Origination

Merleau-Ponty, from Phenomenology of Perception:

Now there is indeed one human act which at one stroke cuts through all possible doubts to stand in the full light of truth: this act is perception, in the wide sense of knowledge of existences. When I begin to perceive this table, I resolutely contract the thickness of duration which has elapsed while I have been looking at it; I emerge from my individual life by apprehending the object as an object for everybody. I therefore bring together in one operation concordant but discrete experiences which occupy several points of time and several temporalities.
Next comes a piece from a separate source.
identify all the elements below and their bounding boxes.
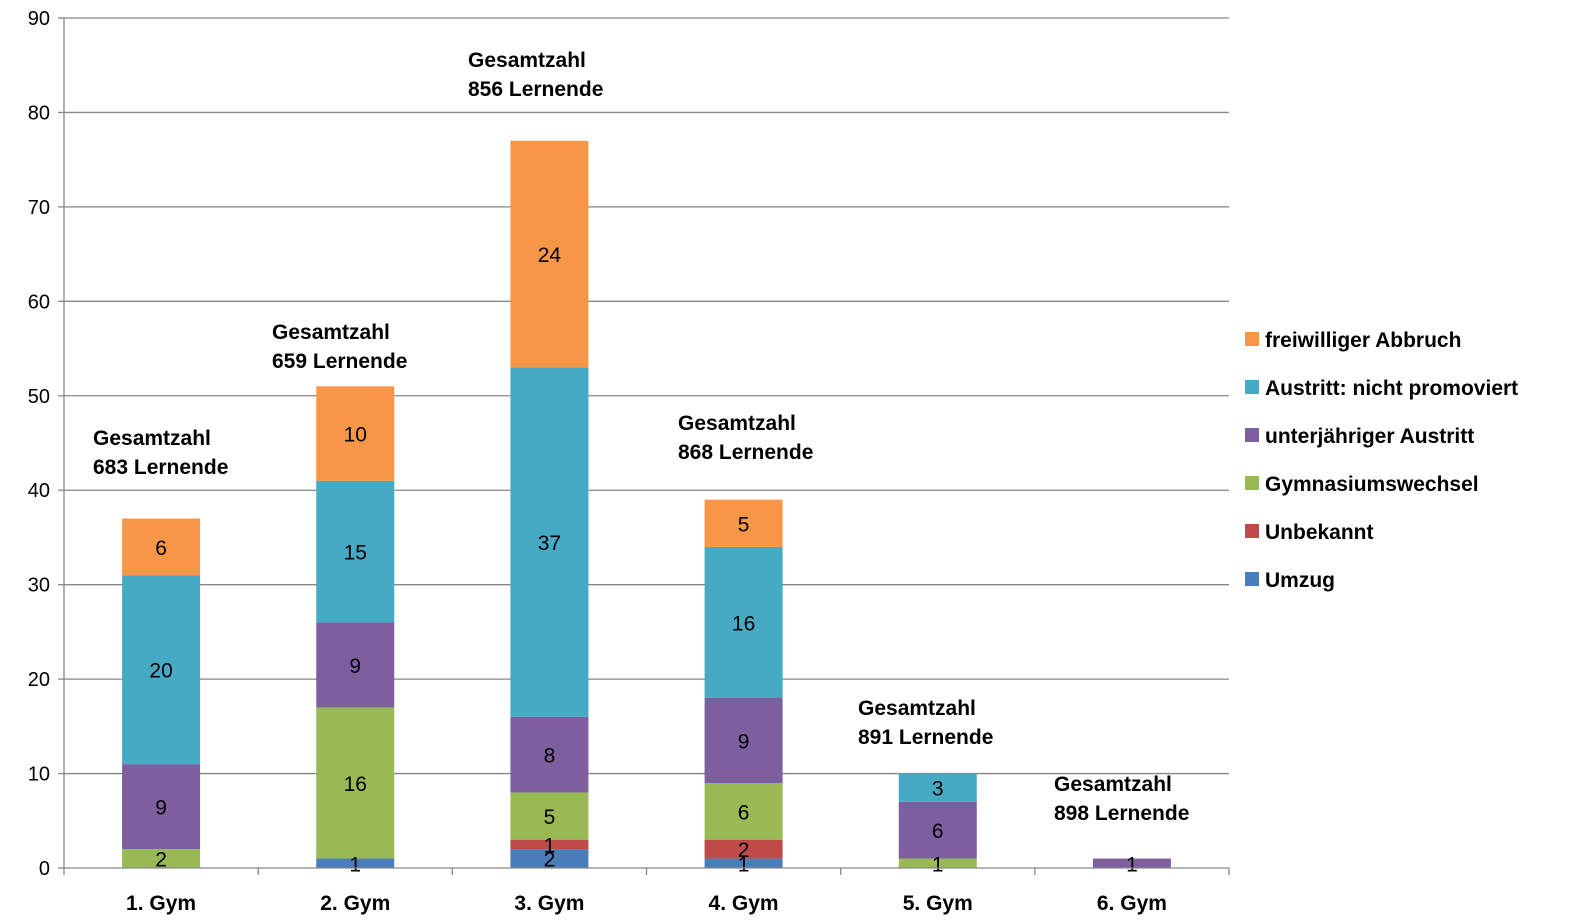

We do not blame intellectualism for making use of this decisive act which, within time, does the work of the Spinozist eternity, this ‘original doxa’; what we do complain of, is that it is here used tacitly. There is here a de facto power, as Descartes put it, a quite irresistibly self-evident truth, which, by invoking an absolute truth, brings together the separate phenomena of my present and my past, of my duration and that of others, which, however, must not be severed from its perceptual origins and detached from its ‘facticity’. Philosophy’s task is to reinstate it in the private field of experience from which it arises and elucidate its origin. If, however, this de facto power is used without being explicitly posited, we become incapable of seeing past the rending of separate experiences the phenomenon of perception, and the world born in perception; we dissolve the perceived world into a universe which is nothing but this very world cut off from its constitutive origins, and made manifest because they are forgotten.

I’m finding many parallels between Merleau-Ponty’s analysis of falsification of perception and misconceptions of conception that I’ve witnessed. For me, this is not a theoretical problem, but a practical one. To confuse conception with concept is to fail to understand the conditions by which conception can occur.